Interpreting Results

The prediction intervals provide a range within which future observations are likely to fall. A wider interval indicates greater uncertainty in the prediction. Key points to consider:

  • Prediction intervals are always wider than confidence intervals for the mean
  • The width of the interval increases as you move further from the mean of the predictor variable
  • Smaller sample sizes result in wider prediction intervals

Tip: Always consider the context of your data when interpreting prediction intervals. A 95% prediction interval means you expect 95% of future observations to fall within this range, not that there's a 95% probability that any single future observation will fall within the interval.

FAQ

What's the difference between prediction intervals and confidence intervals?
Prediction intervals estimate the range where future observations are likely to fall, while confidence intervals estimate the range where the true mean of the population would fall.
How do I choose the confidence level for my prediction intervals?
The most common choice is 95%, but you can adjust this based on your specific needs. Higher confidence levels result in wider intervals.
Can I calculate prediction intervals for multiple regression models?
Yes, the same principles apply to multiple regression models.

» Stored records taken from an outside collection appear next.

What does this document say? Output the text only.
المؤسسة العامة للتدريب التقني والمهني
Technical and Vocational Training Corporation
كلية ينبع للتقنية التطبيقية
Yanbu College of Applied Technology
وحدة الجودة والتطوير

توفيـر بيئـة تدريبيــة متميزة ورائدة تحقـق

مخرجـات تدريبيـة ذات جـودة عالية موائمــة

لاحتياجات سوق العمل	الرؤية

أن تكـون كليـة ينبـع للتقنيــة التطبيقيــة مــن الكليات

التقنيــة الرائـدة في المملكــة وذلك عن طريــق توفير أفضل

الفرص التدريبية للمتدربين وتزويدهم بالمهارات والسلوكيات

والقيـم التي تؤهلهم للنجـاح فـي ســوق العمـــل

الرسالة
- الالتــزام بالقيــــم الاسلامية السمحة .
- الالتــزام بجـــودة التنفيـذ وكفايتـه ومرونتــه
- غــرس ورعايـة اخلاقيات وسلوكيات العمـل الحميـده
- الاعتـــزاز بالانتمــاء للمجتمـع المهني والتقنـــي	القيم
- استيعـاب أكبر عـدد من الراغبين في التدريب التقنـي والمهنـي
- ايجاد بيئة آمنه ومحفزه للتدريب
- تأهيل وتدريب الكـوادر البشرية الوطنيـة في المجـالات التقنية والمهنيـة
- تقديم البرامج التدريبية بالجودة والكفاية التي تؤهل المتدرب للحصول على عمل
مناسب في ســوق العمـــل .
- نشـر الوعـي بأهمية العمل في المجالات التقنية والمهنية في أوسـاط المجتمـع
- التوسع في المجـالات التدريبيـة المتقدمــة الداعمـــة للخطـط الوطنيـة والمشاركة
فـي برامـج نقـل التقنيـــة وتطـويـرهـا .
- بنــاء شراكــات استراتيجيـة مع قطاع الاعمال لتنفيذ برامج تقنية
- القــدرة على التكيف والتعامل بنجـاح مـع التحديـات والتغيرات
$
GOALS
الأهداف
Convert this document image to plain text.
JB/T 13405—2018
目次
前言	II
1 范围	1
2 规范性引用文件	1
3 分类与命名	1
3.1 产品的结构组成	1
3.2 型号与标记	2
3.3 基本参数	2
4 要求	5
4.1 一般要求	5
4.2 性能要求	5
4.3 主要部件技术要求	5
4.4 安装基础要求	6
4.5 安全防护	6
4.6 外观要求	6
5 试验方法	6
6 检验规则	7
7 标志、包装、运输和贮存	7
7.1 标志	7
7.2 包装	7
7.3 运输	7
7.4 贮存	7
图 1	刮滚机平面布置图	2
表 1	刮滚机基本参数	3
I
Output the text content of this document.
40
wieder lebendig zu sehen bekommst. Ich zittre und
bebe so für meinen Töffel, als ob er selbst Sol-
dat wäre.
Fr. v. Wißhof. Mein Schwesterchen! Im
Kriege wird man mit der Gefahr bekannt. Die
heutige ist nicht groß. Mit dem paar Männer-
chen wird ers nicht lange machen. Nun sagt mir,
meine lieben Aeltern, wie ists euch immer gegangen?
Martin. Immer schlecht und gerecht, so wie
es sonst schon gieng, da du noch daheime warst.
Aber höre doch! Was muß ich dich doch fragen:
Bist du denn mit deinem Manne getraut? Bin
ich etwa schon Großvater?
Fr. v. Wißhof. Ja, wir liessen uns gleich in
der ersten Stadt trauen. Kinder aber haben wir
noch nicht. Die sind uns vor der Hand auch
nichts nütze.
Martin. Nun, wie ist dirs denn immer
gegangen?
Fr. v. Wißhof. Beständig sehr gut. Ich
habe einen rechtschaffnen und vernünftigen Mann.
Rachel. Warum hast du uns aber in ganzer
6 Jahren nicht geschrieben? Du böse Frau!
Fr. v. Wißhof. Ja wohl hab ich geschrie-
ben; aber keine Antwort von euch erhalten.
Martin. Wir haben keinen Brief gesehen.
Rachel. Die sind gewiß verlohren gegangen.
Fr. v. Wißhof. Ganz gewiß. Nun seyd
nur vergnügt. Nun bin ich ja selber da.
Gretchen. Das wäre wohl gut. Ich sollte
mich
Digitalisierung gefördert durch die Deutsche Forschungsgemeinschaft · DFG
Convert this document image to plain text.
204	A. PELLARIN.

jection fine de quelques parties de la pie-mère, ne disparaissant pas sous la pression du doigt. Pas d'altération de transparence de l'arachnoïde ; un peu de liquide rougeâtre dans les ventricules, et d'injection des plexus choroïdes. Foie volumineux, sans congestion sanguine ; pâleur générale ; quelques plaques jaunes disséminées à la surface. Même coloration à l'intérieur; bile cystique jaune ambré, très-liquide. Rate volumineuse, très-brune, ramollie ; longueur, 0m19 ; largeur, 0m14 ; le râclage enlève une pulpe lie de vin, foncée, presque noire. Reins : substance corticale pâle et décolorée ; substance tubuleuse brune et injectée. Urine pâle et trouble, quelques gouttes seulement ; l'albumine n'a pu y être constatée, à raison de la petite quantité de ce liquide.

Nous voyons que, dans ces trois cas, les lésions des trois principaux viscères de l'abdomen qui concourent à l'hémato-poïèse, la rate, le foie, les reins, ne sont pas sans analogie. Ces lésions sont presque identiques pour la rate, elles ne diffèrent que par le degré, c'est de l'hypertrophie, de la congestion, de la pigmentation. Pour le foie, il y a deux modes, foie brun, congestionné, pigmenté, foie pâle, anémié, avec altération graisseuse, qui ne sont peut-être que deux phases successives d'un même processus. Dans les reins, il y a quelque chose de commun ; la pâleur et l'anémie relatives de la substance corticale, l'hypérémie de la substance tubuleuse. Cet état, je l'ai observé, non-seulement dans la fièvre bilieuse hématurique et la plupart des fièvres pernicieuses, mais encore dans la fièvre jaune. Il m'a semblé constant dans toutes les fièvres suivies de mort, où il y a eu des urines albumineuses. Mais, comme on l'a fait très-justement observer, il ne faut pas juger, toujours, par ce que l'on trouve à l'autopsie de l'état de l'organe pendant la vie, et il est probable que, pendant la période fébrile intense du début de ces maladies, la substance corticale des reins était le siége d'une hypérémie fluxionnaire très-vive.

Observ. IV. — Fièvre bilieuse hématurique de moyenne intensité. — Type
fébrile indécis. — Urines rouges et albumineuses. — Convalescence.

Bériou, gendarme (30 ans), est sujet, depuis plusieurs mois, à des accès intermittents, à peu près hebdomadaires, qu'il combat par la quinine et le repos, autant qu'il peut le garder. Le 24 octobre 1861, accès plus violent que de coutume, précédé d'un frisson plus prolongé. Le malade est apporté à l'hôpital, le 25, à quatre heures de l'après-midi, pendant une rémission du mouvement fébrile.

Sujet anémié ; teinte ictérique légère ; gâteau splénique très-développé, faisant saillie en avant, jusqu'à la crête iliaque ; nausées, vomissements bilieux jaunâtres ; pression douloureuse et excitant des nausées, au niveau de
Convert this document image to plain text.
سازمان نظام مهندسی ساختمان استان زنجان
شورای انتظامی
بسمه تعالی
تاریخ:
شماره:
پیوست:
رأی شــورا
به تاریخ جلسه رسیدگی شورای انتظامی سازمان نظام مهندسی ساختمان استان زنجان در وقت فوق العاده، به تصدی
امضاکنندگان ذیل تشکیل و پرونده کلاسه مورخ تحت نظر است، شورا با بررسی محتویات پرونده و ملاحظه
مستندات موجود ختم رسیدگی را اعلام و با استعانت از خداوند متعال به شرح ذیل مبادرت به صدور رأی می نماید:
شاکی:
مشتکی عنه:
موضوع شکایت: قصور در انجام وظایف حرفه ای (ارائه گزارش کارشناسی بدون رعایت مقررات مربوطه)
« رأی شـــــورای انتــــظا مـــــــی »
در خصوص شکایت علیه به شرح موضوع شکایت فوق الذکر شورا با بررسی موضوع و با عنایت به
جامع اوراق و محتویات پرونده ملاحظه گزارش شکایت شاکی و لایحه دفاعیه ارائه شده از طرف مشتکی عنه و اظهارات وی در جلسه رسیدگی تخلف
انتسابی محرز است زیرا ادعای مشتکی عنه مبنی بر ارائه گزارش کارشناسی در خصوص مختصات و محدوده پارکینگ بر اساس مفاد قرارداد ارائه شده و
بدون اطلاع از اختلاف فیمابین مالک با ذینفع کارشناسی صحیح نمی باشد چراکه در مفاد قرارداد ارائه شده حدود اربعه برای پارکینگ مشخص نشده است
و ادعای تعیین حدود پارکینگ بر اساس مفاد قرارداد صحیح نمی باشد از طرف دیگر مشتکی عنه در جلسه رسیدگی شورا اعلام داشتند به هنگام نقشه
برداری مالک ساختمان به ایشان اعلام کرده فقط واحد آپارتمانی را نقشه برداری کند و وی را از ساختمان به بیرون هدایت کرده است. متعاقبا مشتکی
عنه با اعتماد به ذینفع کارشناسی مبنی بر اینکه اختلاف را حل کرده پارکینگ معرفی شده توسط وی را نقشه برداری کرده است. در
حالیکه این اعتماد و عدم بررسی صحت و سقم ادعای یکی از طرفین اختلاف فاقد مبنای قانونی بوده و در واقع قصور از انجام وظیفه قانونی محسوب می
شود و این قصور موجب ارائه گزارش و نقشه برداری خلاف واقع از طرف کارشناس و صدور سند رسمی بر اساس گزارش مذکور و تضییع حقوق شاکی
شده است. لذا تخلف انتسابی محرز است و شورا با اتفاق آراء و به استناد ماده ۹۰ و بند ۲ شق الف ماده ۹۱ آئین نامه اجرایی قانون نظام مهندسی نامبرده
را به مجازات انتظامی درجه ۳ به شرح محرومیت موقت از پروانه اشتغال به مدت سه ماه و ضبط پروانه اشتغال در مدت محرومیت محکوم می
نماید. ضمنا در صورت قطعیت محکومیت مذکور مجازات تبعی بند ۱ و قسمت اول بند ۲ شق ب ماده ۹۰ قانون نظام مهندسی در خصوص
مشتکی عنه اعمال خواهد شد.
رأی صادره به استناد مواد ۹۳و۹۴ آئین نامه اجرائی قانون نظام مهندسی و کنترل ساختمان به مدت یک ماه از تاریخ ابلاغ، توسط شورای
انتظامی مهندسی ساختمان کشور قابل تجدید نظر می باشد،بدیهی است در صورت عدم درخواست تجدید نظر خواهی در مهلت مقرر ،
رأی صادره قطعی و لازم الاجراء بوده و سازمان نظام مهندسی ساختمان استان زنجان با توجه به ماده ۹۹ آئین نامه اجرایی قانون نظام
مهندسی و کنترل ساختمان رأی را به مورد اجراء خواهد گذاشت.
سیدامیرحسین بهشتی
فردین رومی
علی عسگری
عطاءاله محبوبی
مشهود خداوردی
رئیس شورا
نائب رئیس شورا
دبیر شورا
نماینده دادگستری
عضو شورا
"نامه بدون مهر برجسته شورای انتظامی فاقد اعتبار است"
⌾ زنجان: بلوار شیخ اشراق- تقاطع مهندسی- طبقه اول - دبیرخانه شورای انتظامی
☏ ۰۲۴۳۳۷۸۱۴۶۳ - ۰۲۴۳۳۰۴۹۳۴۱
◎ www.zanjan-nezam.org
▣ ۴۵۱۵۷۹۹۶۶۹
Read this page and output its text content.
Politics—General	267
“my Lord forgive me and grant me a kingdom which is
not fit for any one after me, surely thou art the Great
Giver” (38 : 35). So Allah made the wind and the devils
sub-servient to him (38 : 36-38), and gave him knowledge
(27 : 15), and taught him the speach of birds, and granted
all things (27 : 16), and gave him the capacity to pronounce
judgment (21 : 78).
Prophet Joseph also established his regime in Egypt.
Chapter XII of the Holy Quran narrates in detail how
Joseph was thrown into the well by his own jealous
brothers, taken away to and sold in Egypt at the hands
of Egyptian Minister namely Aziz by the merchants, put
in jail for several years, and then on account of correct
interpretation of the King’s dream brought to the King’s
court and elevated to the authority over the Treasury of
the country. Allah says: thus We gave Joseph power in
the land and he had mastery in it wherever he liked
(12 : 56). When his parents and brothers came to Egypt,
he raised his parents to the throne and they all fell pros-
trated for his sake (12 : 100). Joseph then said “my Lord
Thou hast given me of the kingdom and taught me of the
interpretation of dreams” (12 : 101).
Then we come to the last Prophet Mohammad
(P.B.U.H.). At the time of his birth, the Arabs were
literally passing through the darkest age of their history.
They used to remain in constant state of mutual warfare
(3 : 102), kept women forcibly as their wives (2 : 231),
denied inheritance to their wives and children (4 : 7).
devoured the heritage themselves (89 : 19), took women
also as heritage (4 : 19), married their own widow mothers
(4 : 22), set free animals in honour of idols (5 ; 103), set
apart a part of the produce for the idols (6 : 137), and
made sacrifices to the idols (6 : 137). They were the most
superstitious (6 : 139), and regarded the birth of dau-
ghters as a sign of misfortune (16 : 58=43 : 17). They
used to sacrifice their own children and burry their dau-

The prediction interval formula becomes more complex with multiple predictors, but MATLAB's predict function handles this automatically.
What if my data doesn't meet the assumptions of linear regression?
If your data violates the assumptions (linearity, normality, homoscedasticity), consider transforming your variables or using alternative modeling techniques.
How can I visualize prediction intervals in MATLAB?
You can use the plot function with the 'Prediction' option set to 'curve' to display prediction intervals along with your regression line.